Here we have another mechanism which is via an action of the nuclear receptor 4A2 (NR4A2) (nuclear receptor subfamily 4 group A member 2) also known as nuclear receptor related 1 protein (NURR1) is a member of the nuclear receptor family of intracellular transcription factors, whic make proteins from DNA.
If MS-STAT2 works it wont matter how it works in most peoples eyes, although if you know how it works you can do better. If it doesn’t let’s not go there.

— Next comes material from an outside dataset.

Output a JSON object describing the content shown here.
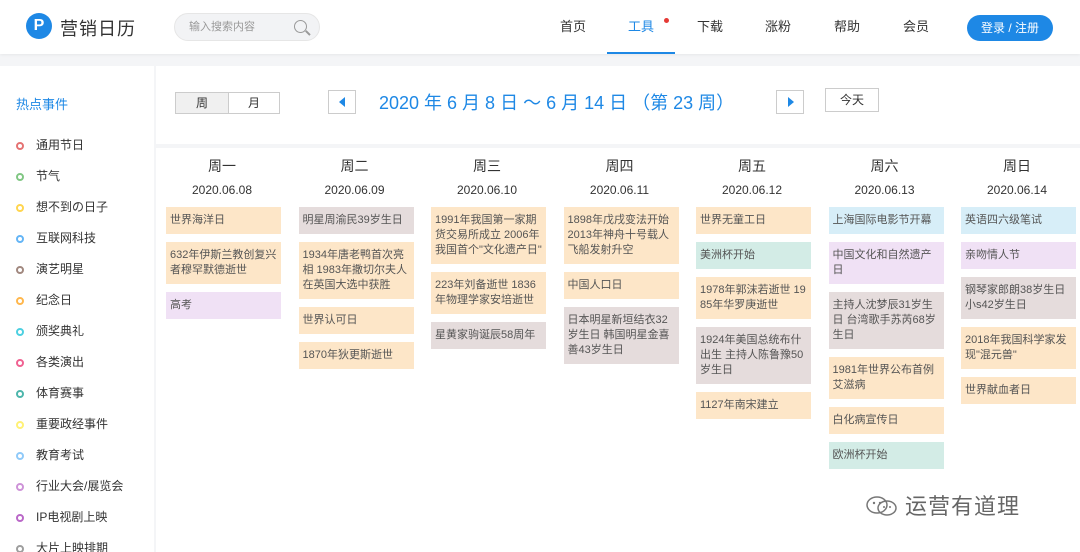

Willems S, Marschner JA, Kilu W, Faudone G, Busch R, Duensing-Kropp S, Heering J, Merk D. Nurr1 Modulation Mediates Neuroprotective Effects of Statins. Adv Sci. 2022 Apr 30:e2104640
The ligand-sensing transcription factor Nurr1 emerges as a promising therapeutic target for neurodegenerative pathologies but Nurr1 ligands for functional studies and therapeutic validation are lacking. Here pronounced Nurr1 modulation by statins for which clinically relevant neuroprotective effects are demonstrated, is reported. Several statins directly affect Nurr1 activity in cellular and cell-free settings with low micromolar to sub-micromolar potencies. Simvastatin as example exhibits anti-inflammatory effects in astrocytes, which are abrogated by Nurr1 knockdown. Differential gene expression analysis in native and Nurr1-silenced cells reveals strong proinflammatory effects of Nurr1 knockdown while simvastatin treatment induces several neuroprotective mechanisms via Nurr1 involving changes in inflammatory, metabolic and cell cycle gene expression. Further in vitro evaluation confirms reduced inflammatory response, improved glucose metabolism, and cell cycle inhibition of simvastatin-treated neuronal cells. These findings suggest Nurr1 involvement in the well-documented but mechanistically elusive neuroprotection by statins.